Antho Christen
Antho Christen

Reputation: 1329

JPA create query only once

Firstly, sorry if I am asking the obvious or if the question it is fundamentally dumb in nature.

More an academic question need to know if I can create a JPA query (named or whatever), that spans across or is independent of an EntityManager . Basically, Prepare once run always. I do understand that we can only get a Query instance from the enitity manager objects's createXXXQuery methods, but still, is there another way?

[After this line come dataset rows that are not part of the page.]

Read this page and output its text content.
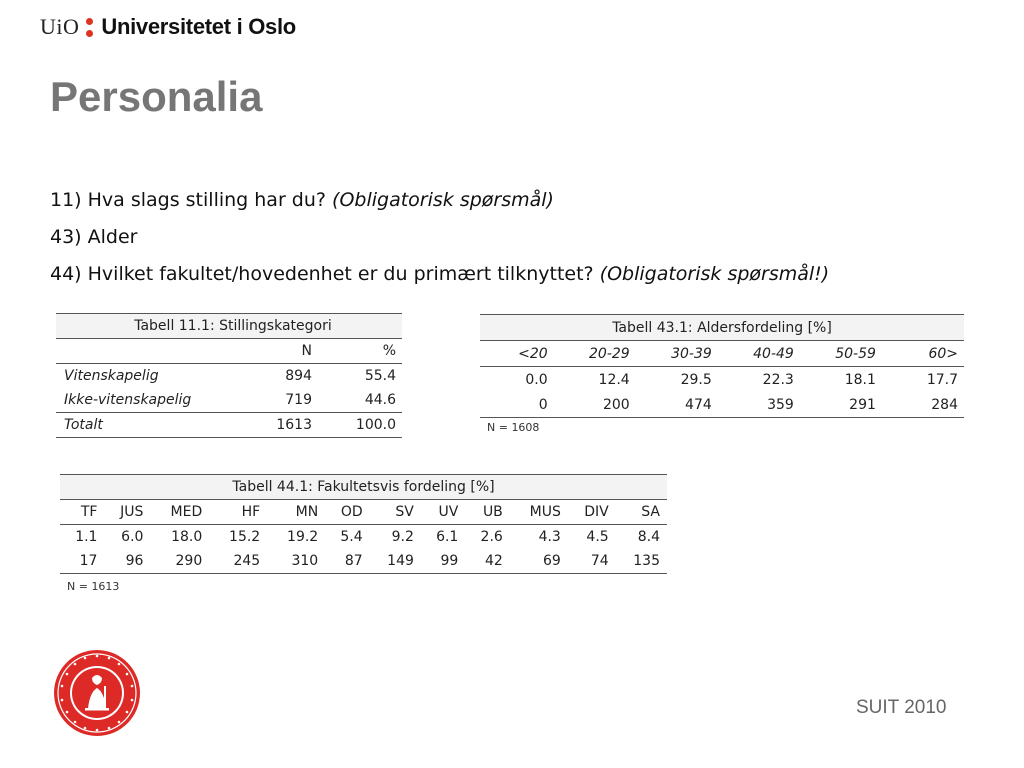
UiO Universitetet i Oslo
Personalia
11) Hva slags stilling har du? (Obligatorisk spørsmål)
43) Alder
44) Hvilket fakultet/hovedenhet er du primært tilknyttet? (Obligatorisk spørsmål!)
Tabell 11.1: Stillingskategori		
	N	%
Vitenskapelig	894	55.4
Ikke-vitenskapelig	719	44.6
Totalt	1613	100.0
Tabell 43.1: Aldersfordeling [%]					
<20	20-29	30-39	40-49	50-59	60>
0.0	12.4	29.5	22.3	18.1	17.7
0	200	474	359	291	284
N = 1608
Tabell 44.1: Fakultetsvis fordeling [%]											
TF	JUS	MED	HF	MN	OD	SV	UV	UB	MUS	DIV	SA
1.1	6.0	18.0	15.2	19.2	5.4	9.2	6.1	2.6	4.3	4.5	8.4
17	96	290	245	310	87	149	99	42	69	74	135
N = 1613
SUIT 2010
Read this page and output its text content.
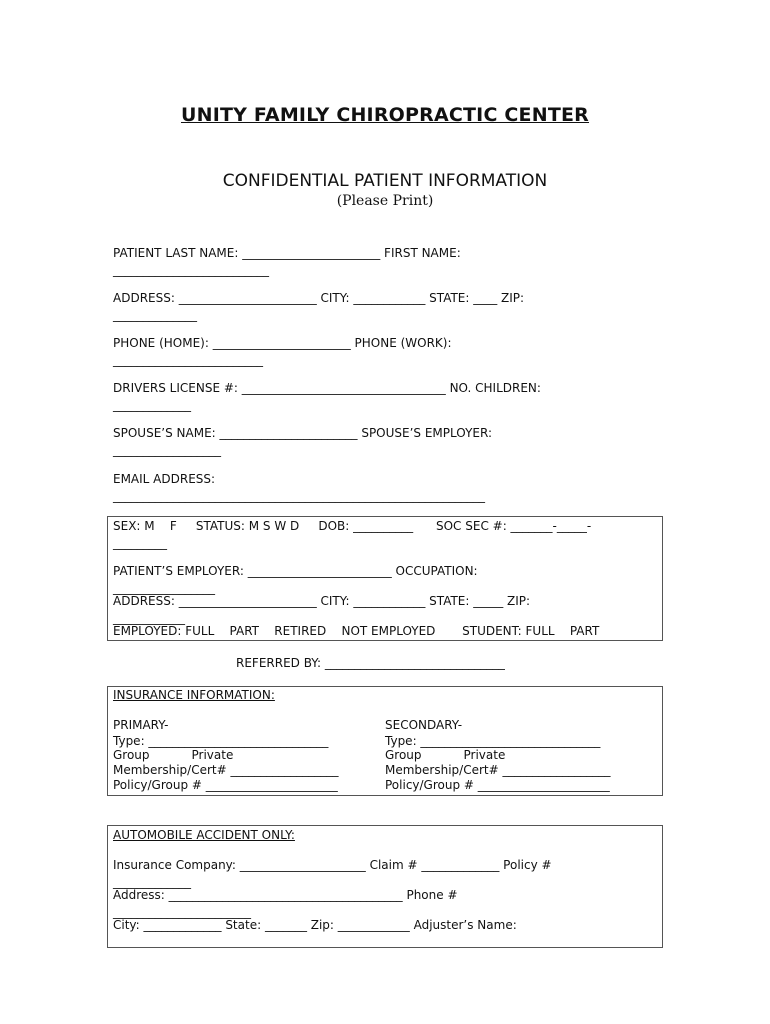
UNITY FAMILY CHIROPRACTIC CENTER
CONFIDENTIAL PATIENT INFORMATION
(Please Print)
PATIENT LAST NAME: _______________________ FIRST NAME:
__________________________
ADDRESS: _______________________ CITY: ____________ STATE: ____ ZIP:
______________
PHONE (HOME): _______________________ PHONE (WORK):
_________________________
DRIVERS LICENSE #: __________________________________ NO. CHILDREN:
_____________
SPOUSE’S NAME: _______________________ SPOUSE’S EMPLOYER:
__________________
EMAIL ADDRESS:
______________________________________________________________
SEX: M    F     STATUS: M S W D     DOB: __________      SOC SEC #: _______-_____-
_________
PATIENT’S EMPLOYER: ________________________ OCCUPATION:
_________________
ADDRESS: _______________________ CITY: ____________ STATE: _____ ZIP:
____________
EMPLOYED: FULL    PART    RETIRED    NOT EMPLOYED       STUDENT: FULL    PART
REFERRED BY: ______________________________
INSURANCE INFORMATION:
PRIMARY-
Type: ______________________________
Group           Private
Membership/Cert# __________________
Policy/Group # ______________________
SECONDARY-
Type: ______________________________
Group           Private
Membership/Cert# __________________
Policy/Group # ______________________
AUTOMOBILE ACCIDENT ONLY:
Insurance Company: _____________________ Claim # _____________ Policy #
_____________
Address: _______________________________________ Phone #
_______________________
City: _____________ State: _______ Zip: ____________ Adjuster’s Name:
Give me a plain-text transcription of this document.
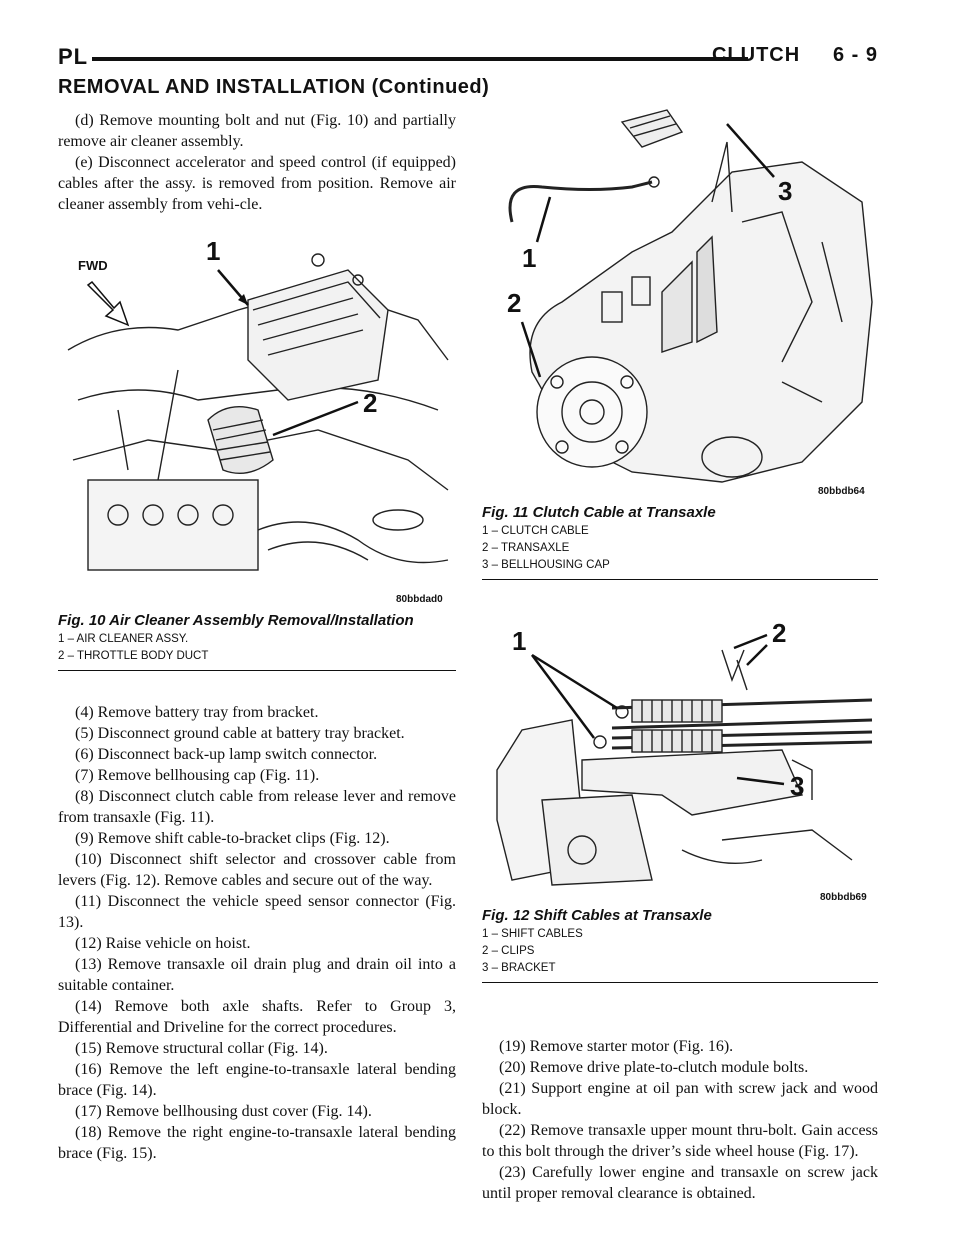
PL	CLUTCH     6 - 9
REMOVAL AND INSTALLATION (Continued)

(d) Remove mounting bolt and nut (Fig. 10) and partially remove air cleaner assembly.

(e) Disconnect accelerator and speed control (if equipped) cables after the assy. is removed from position. Remove air cleaner assembly from vehi-cle.

FWD	1
2
80bbdad0
Fig. 10 Air Cleaner Assembly Removal/Installation
1 – AIR CLEANER ASSY.
2 – THROTTLE BODY DUCT

(4) Remove battery tray from bracket.

(5) Disconnect ground cable at battery tray bracket.

(6) Disconnect back-up lamp switch connector.

(7) Remove bellhousing cap (Fig. 11).

(8) Disconnect clutch cable from release lever and remove from transaxle (Fig. 11).

(9) Remove shift cable-to-bracket clips (Fig. 12).

(10) Disconnect shift selector and crossover cable from levers (Fig. 12). Remove cables and secure out of the way.

(11) Disconnect the vehicle speed sensor connector (Fig. 13).

(12) Raise vehicle on hoist.

(13) Remove transaxle oil drain plug and drain oil into a suitable container.

(14) Remove both axle shafts. Refer to Group 3, Differential and Driveline for the correct procedures.

(15) Remove structural collar (Fig. 14).

(16) Remove the left engine-to-transaxle lateral bending brace (Fig. 14).

(17) Remove bellhousing dust cover (Fig. 14).

(18) Remove the right engine-to-transaxle lateral bending brace (Fig. 15).

1
2
3
80bbdb64
Fig. 11 Clutch Cable at Transaxle
1 – CLUTCH CABLE
2 – TRANSAXLE
3 – BELLHOUSING CAP
1	2
3
80bbdb69
Fig. 12 Shift Cables at Transaxle
1 – SHIFT CABLES
2 – CLIPS
3 – BRACKET

(19) Remove starter motor (Fig. 16).

(20) Remove drive plate-to-clutch module bolts.

(21) Support engine at oil pan with screw jack and wood block.

(22) Remove transaxle upper mount thru-bolt. Gain access to this bolt through the driver’s side wheel house (Fig. 17).

(23) Carefully lower engine and transaxle on screw jack until proper removal clearance is obtained.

This is what is am trying to do,

public class MyRepo {
 @PersistenceContext
 private EntityManager em;

 private Query aQueryIntentedtoBePreparedOnlyOnce;

 @PostConstruct
 public void prepareMyQuery(){
  aQueryIntentedtoBePreparedOnlyOnce = em.createQuery("...."); // Query with positional params
   }

  public void executeMyQuery(){
   aQueryIntentedtoBePreparedOnlyOnce.getResultList();
  }
 }

This executes perfectly the first time. But, the second time it says "Entity Manager Closed." I understand this is cause the EM is Transaction scoped.

This EM is container managed(JTA - Spring), so I can't extend it across transactions. And, using Session beans is not an option. So, is there a way to create this query only once?

PS : Where do Named queries and query caching come here? with Named queries I still seem to do createNamedQuery every time. And what is query cache plan are there any good docs for it?

One other question, why are queries only created on the EM or on a Connection(JDBC)? Don't I just need to know which DB I'm talking to in-order to prepare a query? It is so that one can never execute one without a proper connection?

Upvotes: 2

Views: 1548

Answers (1)

coladict
coladict

Reputation: 5095

Each Query object is tied to a specific EntityManager and cannot be reused in another, just as each EntityManager is tied to one JDBC connection.

The named queries are a way to cache the compiled queries and useful metadata about them. Normally when you use em.createQuery it parses it every time. It may keep some information about it in a cache, because it's very likely to encounter the same query again, but that's not required.

Queries are created by calling createStatement (returning a Statement), prepareStatement (returning a PreparedStatement which inherits the previous one) or prepareCall (returning a CallableStatement which inherits the previous two) on the JDBC connection. Those Statement objects have no interface to switch to another connection. Depending on the driver, they may be cached within the Java application or on the server. A Statement can be reused as many times as you want on the same connection, but not on others.